Jimmy Carter, for example, was a one-term president after deciding the U.S. would boycott the 1980 Olympics in Moscow. Now that the Big Ten has restarted, it’s possible Biden’s ad has set up a blame game that actually will credit Trump for the Big Ten’s return, regardless of his direct impact. 

Though Trump touted his involvement with the restart, no Big Ten officials have publicly confirmed the conference received any federal aid from Trump. While Warren said the phone call with Trump was “productive,” he also said the Big Ten will be paying for daily rapid testing on its own. Northwestern President Morton Schapiro maintained that the decision to restart the season was about newly minted COVID-19 testing and cardiac screening protocols, not “political pressure.” 

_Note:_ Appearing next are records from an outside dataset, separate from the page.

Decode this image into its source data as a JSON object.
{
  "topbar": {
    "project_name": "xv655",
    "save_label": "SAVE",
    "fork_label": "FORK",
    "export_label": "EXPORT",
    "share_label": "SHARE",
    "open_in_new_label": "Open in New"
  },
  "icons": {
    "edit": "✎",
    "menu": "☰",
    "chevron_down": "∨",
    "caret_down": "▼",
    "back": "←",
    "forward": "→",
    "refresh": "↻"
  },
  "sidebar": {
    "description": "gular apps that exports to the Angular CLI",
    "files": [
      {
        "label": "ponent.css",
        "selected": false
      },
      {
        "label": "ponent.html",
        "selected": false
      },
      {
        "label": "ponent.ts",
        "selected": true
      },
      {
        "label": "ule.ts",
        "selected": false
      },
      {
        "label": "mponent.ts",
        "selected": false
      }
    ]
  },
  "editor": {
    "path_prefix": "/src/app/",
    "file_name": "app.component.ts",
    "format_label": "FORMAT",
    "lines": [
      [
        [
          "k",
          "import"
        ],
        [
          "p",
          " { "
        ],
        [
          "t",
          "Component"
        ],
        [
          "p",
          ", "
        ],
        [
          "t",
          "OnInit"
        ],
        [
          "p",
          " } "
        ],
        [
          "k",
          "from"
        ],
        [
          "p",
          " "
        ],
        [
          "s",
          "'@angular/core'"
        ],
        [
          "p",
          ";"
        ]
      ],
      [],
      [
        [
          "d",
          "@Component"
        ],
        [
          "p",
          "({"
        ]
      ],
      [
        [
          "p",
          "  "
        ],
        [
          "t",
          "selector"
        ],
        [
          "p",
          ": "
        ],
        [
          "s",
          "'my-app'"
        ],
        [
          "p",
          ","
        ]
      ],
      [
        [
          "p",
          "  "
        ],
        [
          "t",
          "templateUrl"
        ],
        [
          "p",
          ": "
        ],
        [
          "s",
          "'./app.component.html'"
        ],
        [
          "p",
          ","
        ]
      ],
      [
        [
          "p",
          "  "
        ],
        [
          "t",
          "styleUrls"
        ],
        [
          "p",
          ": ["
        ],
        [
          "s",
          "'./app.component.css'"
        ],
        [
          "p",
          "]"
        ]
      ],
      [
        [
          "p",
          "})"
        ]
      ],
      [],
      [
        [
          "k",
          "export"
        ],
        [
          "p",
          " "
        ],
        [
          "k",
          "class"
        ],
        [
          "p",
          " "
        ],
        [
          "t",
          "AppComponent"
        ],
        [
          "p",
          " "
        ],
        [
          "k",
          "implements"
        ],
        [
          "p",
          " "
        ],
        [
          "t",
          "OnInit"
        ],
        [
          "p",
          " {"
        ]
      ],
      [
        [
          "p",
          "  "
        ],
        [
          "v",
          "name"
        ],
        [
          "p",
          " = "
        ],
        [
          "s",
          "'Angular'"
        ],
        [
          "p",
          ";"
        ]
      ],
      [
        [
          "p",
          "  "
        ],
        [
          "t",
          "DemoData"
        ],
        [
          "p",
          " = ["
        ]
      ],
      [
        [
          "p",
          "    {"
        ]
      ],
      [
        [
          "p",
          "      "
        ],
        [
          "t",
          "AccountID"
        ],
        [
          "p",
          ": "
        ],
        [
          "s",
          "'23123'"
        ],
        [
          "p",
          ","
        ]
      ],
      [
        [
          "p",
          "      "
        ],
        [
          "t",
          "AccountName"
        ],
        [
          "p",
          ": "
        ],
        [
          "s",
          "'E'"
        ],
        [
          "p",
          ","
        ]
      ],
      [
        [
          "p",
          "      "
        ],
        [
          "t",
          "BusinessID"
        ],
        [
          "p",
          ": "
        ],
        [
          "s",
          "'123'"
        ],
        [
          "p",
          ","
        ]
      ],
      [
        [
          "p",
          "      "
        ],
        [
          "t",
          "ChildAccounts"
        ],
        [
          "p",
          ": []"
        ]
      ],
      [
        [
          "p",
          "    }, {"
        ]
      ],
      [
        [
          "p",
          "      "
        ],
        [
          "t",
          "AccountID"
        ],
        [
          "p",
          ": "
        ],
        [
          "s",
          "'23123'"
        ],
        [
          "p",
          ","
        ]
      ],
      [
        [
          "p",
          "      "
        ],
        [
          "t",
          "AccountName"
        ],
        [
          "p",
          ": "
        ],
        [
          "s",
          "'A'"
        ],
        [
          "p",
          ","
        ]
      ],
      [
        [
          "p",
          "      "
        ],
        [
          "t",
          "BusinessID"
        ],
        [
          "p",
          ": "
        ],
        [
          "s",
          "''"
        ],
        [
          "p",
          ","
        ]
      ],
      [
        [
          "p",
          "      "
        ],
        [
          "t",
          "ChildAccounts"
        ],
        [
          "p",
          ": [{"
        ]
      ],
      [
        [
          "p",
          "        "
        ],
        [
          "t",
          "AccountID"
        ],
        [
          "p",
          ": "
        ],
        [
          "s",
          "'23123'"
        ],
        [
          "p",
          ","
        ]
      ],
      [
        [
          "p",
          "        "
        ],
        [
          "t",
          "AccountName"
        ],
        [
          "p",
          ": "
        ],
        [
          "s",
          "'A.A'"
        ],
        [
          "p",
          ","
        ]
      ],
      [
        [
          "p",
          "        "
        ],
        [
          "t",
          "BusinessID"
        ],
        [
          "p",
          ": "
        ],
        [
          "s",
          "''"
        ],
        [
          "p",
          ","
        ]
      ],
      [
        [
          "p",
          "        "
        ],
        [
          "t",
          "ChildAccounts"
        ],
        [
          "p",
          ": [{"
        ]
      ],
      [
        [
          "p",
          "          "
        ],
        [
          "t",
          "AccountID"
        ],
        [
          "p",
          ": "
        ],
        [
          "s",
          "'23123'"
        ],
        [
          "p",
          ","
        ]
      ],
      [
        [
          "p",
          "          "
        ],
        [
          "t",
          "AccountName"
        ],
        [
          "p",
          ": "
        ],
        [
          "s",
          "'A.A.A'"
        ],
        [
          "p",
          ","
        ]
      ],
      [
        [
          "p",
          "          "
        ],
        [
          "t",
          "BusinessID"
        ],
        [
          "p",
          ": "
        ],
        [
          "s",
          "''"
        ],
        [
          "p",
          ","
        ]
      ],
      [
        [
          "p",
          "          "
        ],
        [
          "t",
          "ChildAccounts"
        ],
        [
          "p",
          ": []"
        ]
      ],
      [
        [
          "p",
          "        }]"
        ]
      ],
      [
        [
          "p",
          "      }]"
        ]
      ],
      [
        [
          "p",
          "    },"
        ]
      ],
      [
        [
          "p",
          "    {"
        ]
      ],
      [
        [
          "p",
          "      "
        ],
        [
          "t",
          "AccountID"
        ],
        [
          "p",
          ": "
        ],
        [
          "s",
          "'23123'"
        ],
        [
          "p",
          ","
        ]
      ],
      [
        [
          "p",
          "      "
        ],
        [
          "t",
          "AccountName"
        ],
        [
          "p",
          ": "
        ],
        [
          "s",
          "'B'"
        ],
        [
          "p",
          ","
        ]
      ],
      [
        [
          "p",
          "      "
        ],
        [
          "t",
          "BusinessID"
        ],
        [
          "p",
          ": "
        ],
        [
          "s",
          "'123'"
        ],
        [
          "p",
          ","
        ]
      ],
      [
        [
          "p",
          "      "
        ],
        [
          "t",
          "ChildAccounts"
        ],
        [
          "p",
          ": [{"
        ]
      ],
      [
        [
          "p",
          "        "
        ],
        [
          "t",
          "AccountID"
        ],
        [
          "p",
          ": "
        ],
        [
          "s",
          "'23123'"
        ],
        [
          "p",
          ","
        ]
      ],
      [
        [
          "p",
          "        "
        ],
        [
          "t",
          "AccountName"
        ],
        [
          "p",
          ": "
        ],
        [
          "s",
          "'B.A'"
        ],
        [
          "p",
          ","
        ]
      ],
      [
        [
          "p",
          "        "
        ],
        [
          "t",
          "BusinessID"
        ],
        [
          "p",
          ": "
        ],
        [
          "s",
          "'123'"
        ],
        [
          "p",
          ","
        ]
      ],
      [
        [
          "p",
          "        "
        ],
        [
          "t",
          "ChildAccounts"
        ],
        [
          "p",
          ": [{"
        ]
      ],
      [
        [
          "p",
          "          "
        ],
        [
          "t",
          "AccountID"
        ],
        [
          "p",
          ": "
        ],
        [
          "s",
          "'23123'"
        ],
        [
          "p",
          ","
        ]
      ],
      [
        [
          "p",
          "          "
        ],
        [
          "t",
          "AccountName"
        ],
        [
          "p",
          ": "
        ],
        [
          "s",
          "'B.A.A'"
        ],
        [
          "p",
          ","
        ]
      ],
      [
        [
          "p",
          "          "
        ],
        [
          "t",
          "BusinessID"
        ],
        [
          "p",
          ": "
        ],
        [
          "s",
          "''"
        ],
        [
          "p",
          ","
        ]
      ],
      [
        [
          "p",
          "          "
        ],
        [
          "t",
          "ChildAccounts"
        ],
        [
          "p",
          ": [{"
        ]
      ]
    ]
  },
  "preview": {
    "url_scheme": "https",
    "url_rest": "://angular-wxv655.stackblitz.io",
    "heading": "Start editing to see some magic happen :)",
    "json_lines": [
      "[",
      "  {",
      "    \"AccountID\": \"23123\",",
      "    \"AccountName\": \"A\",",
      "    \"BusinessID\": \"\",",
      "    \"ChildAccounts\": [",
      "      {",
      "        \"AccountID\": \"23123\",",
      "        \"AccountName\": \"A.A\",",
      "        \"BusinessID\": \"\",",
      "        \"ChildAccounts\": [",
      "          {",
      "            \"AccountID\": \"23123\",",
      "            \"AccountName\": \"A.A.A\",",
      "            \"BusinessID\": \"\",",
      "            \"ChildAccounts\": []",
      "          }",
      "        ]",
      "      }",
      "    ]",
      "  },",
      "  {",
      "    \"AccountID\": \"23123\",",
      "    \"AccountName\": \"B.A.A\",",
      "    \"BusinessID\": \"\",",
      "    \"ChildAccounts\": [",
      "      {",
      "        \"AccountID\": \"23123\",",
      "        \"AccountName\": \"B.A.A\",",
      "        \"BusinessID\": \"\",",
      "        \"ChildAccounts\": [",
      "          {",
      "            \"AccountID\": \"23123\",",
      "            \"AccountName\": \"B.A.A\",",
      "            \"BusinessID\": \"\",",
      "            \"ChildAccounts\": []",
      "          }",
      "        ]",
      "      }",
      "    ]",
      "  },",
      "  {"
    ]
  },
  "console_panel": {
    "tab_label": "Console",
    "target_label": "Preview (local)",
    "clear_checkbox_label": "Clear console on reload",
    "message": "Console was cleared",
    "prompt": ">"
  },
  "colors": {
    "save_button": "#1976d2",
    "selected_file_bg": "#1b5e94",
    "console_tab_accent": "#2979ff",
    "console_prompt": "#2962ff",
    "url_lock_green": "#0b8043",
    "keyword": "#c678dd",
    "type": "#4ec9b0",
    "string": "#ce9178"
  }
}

After saying he helped get the Big Ten back to playing, the president quickly turned his attention to the Pac-12, the only remaining Power 5 conference without a football start date before Jan. 1. Trump urged the Pac-12 during a press conference to “get going,” saying there was “no reason” to not play. But Trump hadn’t previously directed any of his attention to the Pac-12 because the conferences’ schools lie mostly in non-swing states, Scheiner said. 

“It’s a special year and a special situation,” Hoberman said. “And there’s a special politician, to put it mildly, in the White House.”